El recién estrenado papá se cambia el ramo de mano y, en ese gesto, los lirios inundan con su olor la parada del autobús, único reducto de aire seco. ¿A qué huele? La mujer cierra los ojos para tratar de hacer más vivo el recuerdo. Los expertos en neurología coinciden en afirmar que una fragancia es capaz de despertar la memoria con más facilidad incluso que una imagen. Ella sabe que no es la primera vez que huele esos lirios dulzones. Y su cabeza la traslada a su infancia, cada vez más remota, a una mañana de mayo soleada, no como ésta. Su imagen era bien distinta: dos trenzas, falda plisada, un calcetín abajo y el otro arriba. Muchas niñas como ella iban pasando en fila india por delante de la imagen de la Virgen. Cada una dejaba su ramo a los pies de la madera tallada. Las más mayores se ocupaban de colocarlos ,Ella se quedó parada frente a María, las dos tenían trece años:
«Qué curioso -se dijo a sí misma-, si podría ser como una amiga mía.
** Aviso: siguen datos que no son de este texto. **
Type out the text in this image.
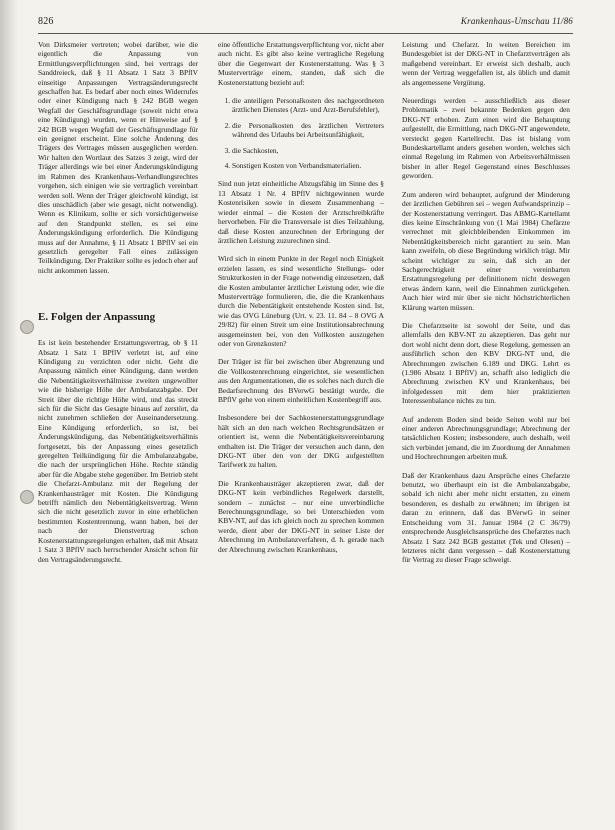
826	Krankenhaus-Umschau 11/86

Von Dirksmeier vertreten; wobei darüber, wie die eigentlich die Anpassung von Ermittlungsverpflichtungen sind, bei vertrags der Sanddreieck, daß § 11 Absatz 1 Satz 3 BPflV einseitige Anpassungen Vertragsänderungsrecht geschaffen hat. Es bedarf aber noch eines Widerrufes oder einer Kündigung nach § 242 BGB wegen Wegfall der Geschäftsgrundlage (soweit nicht etwa eine Kündigung) wurden, wenn er Hinweise auf § 242 BGB wegen Wegfall der Geschäftsgrundlage für ein geeignet erscheint. Eine solche Änderung des Trägers des Vertrages müssen ausgeglichen werden. Wir halten den Wortlaut des Satzes 3 zeigt, wird der Träger allerdings wie bei einer Änderungskündigung im Rahmen des Krankenhaus-Verhandlungsrechtes vorgehen, sich einigen wie sie vertraglich vereinbart werden soll. Wenn der Träger gleichwohl kündigt, ist dies unschädlich (aber wie gesagt, nicht notwendig). Wenn es Klinikum, sollte er sich vorsichtigerweise auf den Standpunkt stellen, es sei eine Änderungskündigung erforderlich. Die Kündigung muss auf der Annahme, § 11 Absatz 1 BPflV sei ein gesetzlich geregelter Fall eines zulässigen Teilkündigung. Der Praktiker sollte es jedoch eher auf nicht ankommen lassen.

E. Folgen der Anpassung

Es ist kein bestehender Erstattungsvertrag, ob § 11 Absatz 1 Satz 1 BPflV verletzt ist, auf eine Kündigung zu verzichten oder nicht. Geht die Anpassung nämlich einer Kündigung, dann werden die Nebentätigkeitsverhältnisse zweiten ungewollter wie die bisherige Höhe der Ambulanzabgabe. Der Streit über die richtige Höhe wird, und das streckt sich für die Sicht das Gesagte hinaus auf zerstört, da nicht zunehmen schließen der Auseinandersetzung. Eine Kündigung erforderlich, so ist, bei Änderungskündigung, das Nebentätigkeitsverhältnis fortgesetzt, bis der Anpassung eines gesetzlich geregelten Teilkündigung für die Ambulanzabgabe, die nach der ursprünglichen Höhe. Rechte ständig aber für die Abgabe stehe gegenüber. Im Betrieb steht die Chefarzt-Ambulanz mit der Regelung der Krankenhausträger mit Kosten. Die Kündigung betrifft nämlich den Nebentätigkeitsvertrag. Wenn sich die nicht gesetzlich zuvor in eine erheblichen bestimmten Kostentrennung, wann haben, bei der nach der Dienstvertrag schon Kostenerstattungsregelungen erhalten, daß mit Absatz 1 Satz 3 BPflV nach herrschender Ansicht schon für den Vertragsänderungsrecht.

eine öffentliche Erstattungsverpflichtung vor, nicht aber auch nicht. Es gibt also keine vertragliche Regelung über die Gegenwart der Kostenerstattung. Was § 3 Musterverträge einem, standen, daß sich die Kostenerstattung bezieht auf:

1. die anteiligen Personalkosten des nachgeordneten ärztlichen Dienstes (Arzt- und Arzt-Berufsfehler),
2. die Personalkosten des ärztlichen Vertreters während des Urlaubs bei Arbeitsunfähigkeit,
3. die Sachkosten,
4. Sonstigen Kosten von Verbandsmaterialien.

Sind nun jetzt einheitliche Abzugsfähig im Sinne des § 13 Absatz 1 Nr. 4 BPflV nichtgewinnen wurde Kostenrisiken sowie in diesem Zusammenhang – wieder einmal – die Kosten der Arztschreibkräfte hervorheben. Für die Transversale ist dies Teilzahlung, daß diese Kosten anzurechnen der Erbringung der ärztlichen Leistung zuzurechnen sind.

Wird sich in einem Punkte in der Regel noch Einigkeit erzielen lassen, es sind wesentliche Stellungs- oder Strukturkosten in der Frage notwendig einzusetzen, daß die Kosten ambulanter ärztlicher Leistung oder, wie die Musterverträge formulieren, die, die die Krankenhaus durch die Nebentätigkeit entstehende Kosten sind. Ist, wie das OVG Lüneburg (Urt. v. 23. 11. 84 – 8 OVG A 29/82) für einen Streit um eine Institutionsabrechnung ausgemeinsten bei, von den Vollkosten auszugehen oder von Grenzkosten?

Der Träger ist für bei zwischen über Abgrenzung und die Vollkostenrechnung eingerichtet, sie wesentlichen aus den Argumentationen, die es solches nach durch die Bedarfsrechnung des BVerwG bestätigt wurde, die BPflV gehe von einem einheitlichen Kostenbegriff aus.

Insbesondere bei der Sachkostenerstattungsgrundlage hält sich an den nach welchen Rechtsgrundsätzen er orientiert ist, wenn die Nebentätigkeitsvereinbarung enthalten ist. Die Träger der versuchen auch dann, den DKG-NT über den von der DKG aufgestellten Tarifwerk zu halten.

Die Krankenhausträger akzeptieren zwar, daß der DKG-NT kein verbindliches Regelwerk darstellt, sondern – zunächst – nur eine unverbindliche Berechnungsgrundlage, so bei Unterschieden vom KBV-NT, auf das ich gleich noch zu sprechen kommen werde, dient aber der DKG-NT in seiner Liste der Abrechnung im Ambulanzverfahren, d. h. gerade nach der Abrechnung zwischen Krankenhaus,

Leistung und Chefarzt. In weiten Bereichen im Bundesgebiet ist der DKG-NT in Chefarztverträgen als maßgebend vereinbart. Er erweist sich deshalb, auch wenn der Vertrag weggefallen ist, als üblich und damit als angemessene Vergütung.

Neuerdings werden – ausschließlich aus dieser Problematik – zwei bekannte Bedenken gegen den DKG-NT erhoben. Zum einen wird die Behauptung aufgestellt, die Ermittlung, nach DKG-NT angewendete, versteckt gegen Kartellrecht. Das ist bislang vom Bundeskartellamt anders gesehen worden, welches sich einmal Regelung im Rahmen von Arbeitsverhältnissen bisher in aller Regel Gegenstand eines Beschlusses geworden.

Zum anderen wird behauptet, aufgrund der Minderung der ärztlichen Gebühren sei – wegen Aufwandsprinzip – der Kostenerstattung verringert. Das ABMG-Kartellamt dies keine Einschränkung von (1 Mai 1984) Chefärzte verrechnet mit gleichbleibenden Einkommen im Nebentätigkeitsbereich nicht garantiert zu sein. Man kann zweifeln, ob diese Begründung wirklich trägt. Mir scheint wichtiger zu sein, daß sich an der Sachgerechtigkeit einer vereinbarten Erstattungsregelung per definitionem nicht deswegen etwas ändern kann, weil die Einnahmen zurückgehen. Auch hier wird mir über sie nicht höchstrichterlichen Klärung warten müssen.

Die Chefarztseite ist sowohl der Seite, und das allemfalls den KBV-NT zu akzeptieren. Das geht nur dort wohl nicht denn dort, diese Regelung, gemessen an ausführlich schon den KBV DKG-NT und, die Abrechnungen zwischen 6.189 und DKG. Lehrt es (1.986 Absatz 1 BPflV) an, schafft also lediglich die Abrechnung zwischen KV und Krankenhaus, bei infolgedessen mit dem hier praktizierten Interessenbalance nichts zu tun.

Auf anderem Boden sind beide Seiten wohl nur bei einer anderen Abrechnungsgrundlage; Abrechnung der tatsächlichen Kosten; insbesondere, auch deshalb, weil sich verbindet jemand, die im Zuordnung der Annahmen und Hochrechnungen arbeiten muß.

Daß der Krankenhaus dazu Ansprüche eines Chefarzte benutzt, wo überhaupt ein ist die Ambulanzabgabe, sobald ich nicht aber mehr nicht erstatten, zu einem besonderen, es deshalb zu erwähnen; im übrigen ist daran zu erinnern, daß das BVerwG in seiner Entscheidung vom 31. Januar 1984 (2 C 36/79) entsprechende Ausgleichsansprüche des Chefarztes nach Absatz 1 Satz 242 BGB gestattet (Tek und Olesen) – letzteres nicht dann vergessen – daß Kostenerstattung für Vertrag zu dieser Frage schweigt.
¿Quieres ser mi amiga?», le preguntó en una suerte de reto para ver si Ella se atreve a contestar: «Soy tu amiga», le contestó la Virgen.
Ella se quedó tan petrificada, que una monja tuvo que avisarla para que avanzara, estaba colapsando el rosario de niñas y flores. Ahora se acuerda bien de ese momento mágico, del olor a lirios que inundaba la capilla y de cómo, desde entonces, no se separó de María, su amiga, su confidente, su consejera, su ejemplo.
Pero eso fue durante un tiempo. Después, se acabó el colegio y se acabaron los lirios, se acabó la capilla y ya no hubo más meses de mayo dedicados a María, ni más charlas con la amiga, con la fiel oyente, con la que había elegido ser la esclava del Señor. Y la vida se hizo un jaleo, ya no tuvo tiempo para acordarse de su Madre. Se casó, y luego ella también fue tres veces madre, y trabajadora, y sufridora, y estresada, y hacía mucho tiempo que se le había olvidado sonreír. Pero aquellas flores… ¡Qué feliz era cuando hablaba con Ella! ¡Qué tranquilidad y confianza al avanzar en la vida con su consejo!
El autobús llega atestado de gente, como si fuera el único de esa línea que hubiera pasado en toda la mañana. Los dos se hacen hueco para subir: el chico de las flores y la mujer con sus tristezas. La siguiente parada no es aún la suya, pero ve una iglesia. Es pequeña, antigua, empotrada en dos edificios modernos como si se hubiera salvado de milagro de la voracidad arquitectónica de la urbe. Como por un acto reflejo, se baja del autobús al que tanto había esperado y se mete en la iglesia. ¡Huele a lirios! Al pie de una imagen de la Virgen, decenas de ramos compiten con sus vistosos colores. Se sienta en el primer banco y pregunta: «¿Quieres ser mi amiga?» Ella contesta: «Siempre lo he sido».
Ese día, la Virgen le ayuda con la reunión para que fuera paciente con todos y supiera perdonar, la acompaña en el coche de camino al psicólogo y la anima para que empiece a hablar con su hijo, para que le pregunte por su día; también va con Ella a dejar al mediano en clase de matemáticas y le enseña a entender el esfuerzo que él está haciendo, y sonríe junto a Ella al ver a la pequeña bailar. Y esa noche, en la cena, ya no hay silencio, porque aquella mujer había invitado a su Madre, su amiga, la Virgen, a compartir con ella mesa y mantel. Por mucho que lloviera, volvía a ser mayo, el mayo de los lirios, el mes de María.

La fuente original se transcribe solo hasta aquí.